Overcome Regulatory Challenges Through Advocacy
The more you know, however, the more you’re likely to identify challenges within the system that can discourage you professionally.
Our rules are often cumbersome, disproportionate, and even unfair. It can become frustrating. But, rather than allow this frustration trip me up as a professional, I’ve discovered another avenue that’s proactive, empowering and fulfilling: advocacy.
Advocacy enables us as seasoned professionals to make our voices heard – to ensure that those who can impact regulations to which we abide every day have the information needed progressively address our many challenges.
This involves influencing our local, state and national legislators to make changes. It means ensuring our professional associations know what is meaningful to us. And, it includes helping other professionals understand the impact of what we do and why it’s important to quality care.
In recent years, we’ve faced regulatory challenges around the therapy caps, telehealth, access to care in rural areas, direct access to care, the Stark law, anti-kickback regulations, HIPAA … and the list goes on.
How To Be a Rehab Therapy Advocate
So, how easy is it to become an advocate within your rehab therapy profession?
In my experience, it can be as simple as filling out an email template to as complex as traveling to Washington, DC to meet with your representatives in the U.S. Congress.
What matters is making yourself heard as a citizen as well as a rehab therapy professional, letting legislators and those within your industry association know how you feel. It also includes doing your part to help ensure these people have the tools they need to move on your behalf.

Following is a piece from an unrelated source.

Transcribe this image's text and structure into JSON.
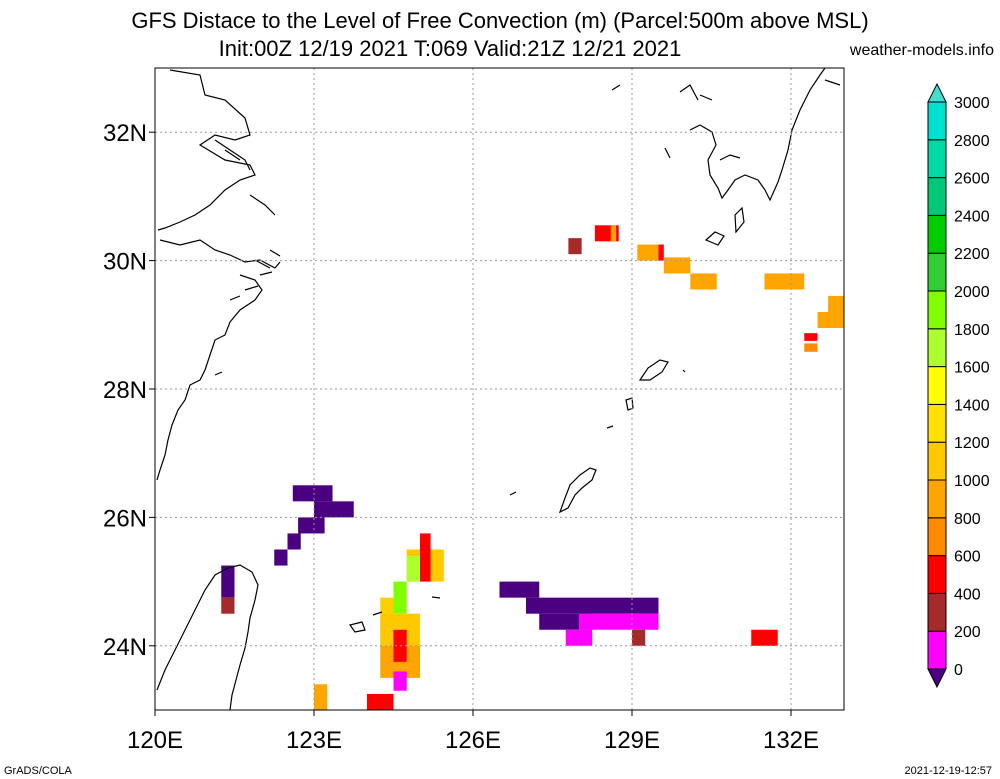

Whether you’re new to advocacy or have some experiences (and resources) to build from, here are some strategies for becoming an advocate as a physical, occupational or speech therapist – or any other healthcare profession, for that matter:
Stay informed about the areas that are meaningful to you. I do this by following industry blogs, reading my association journals, and attending meetings.
Speak up in ways that you can.
If you are practicing in a clinic, this may include educating your colleagues or patients about some change that’s happening within the profession, such as rules changes in Medicare.
I do this almost every day when talking to non-healthcare members of my home community about basic choices on Medicare vs. Medicare advantage. My goal is to help people better understand the pros and cons.
Call and email your legislators. This can be done at any time but doing so can also add weight when there’s an important initiative coming to a vote.
I’ve done this countless times at both the state and national levels, and often it’s as easy as using the form letter your association provides – with personal details added, of course. But, you can go straight to your legislators’ websites for information on how to contact them directly.
I should also add that if you call their offices, the conversations can actually be fun. You may even be speaking to your next member of congress!
Visit your legislator’s office. Yes, in an age when we so often opt to communicate via email or text, this can still be done.
I’ve done this at the local, state and national levels. Sometimes you need an appointment, but often you can just show up. As with calling them, you may be surprised at who you end up meeting.
Also, when you do this, take a picture with the representative or staff member, then post it on your social media channels. This expands the reach and encourages others to do the same.
Be a Leader
If direct action isn’t as appealing or feasible, you can also join your association, which exists to advocate on behalf of your profession. You can contribute monetarily or volunteer to support those who are advocating.
Also, associations often provide their members with tools that make it simpler to advocate on behalf of their professions. If there’s a campaign happening, I’ll post about it to all my social media accounts – sometimes using the tools, verbiage and images provided by the association – and ask others to do the same.
Large or small, being an advocate for your profession doesn’t have to be time-consuming or expensive. Any action you take adds value to better outcomes with our patients and our businesses.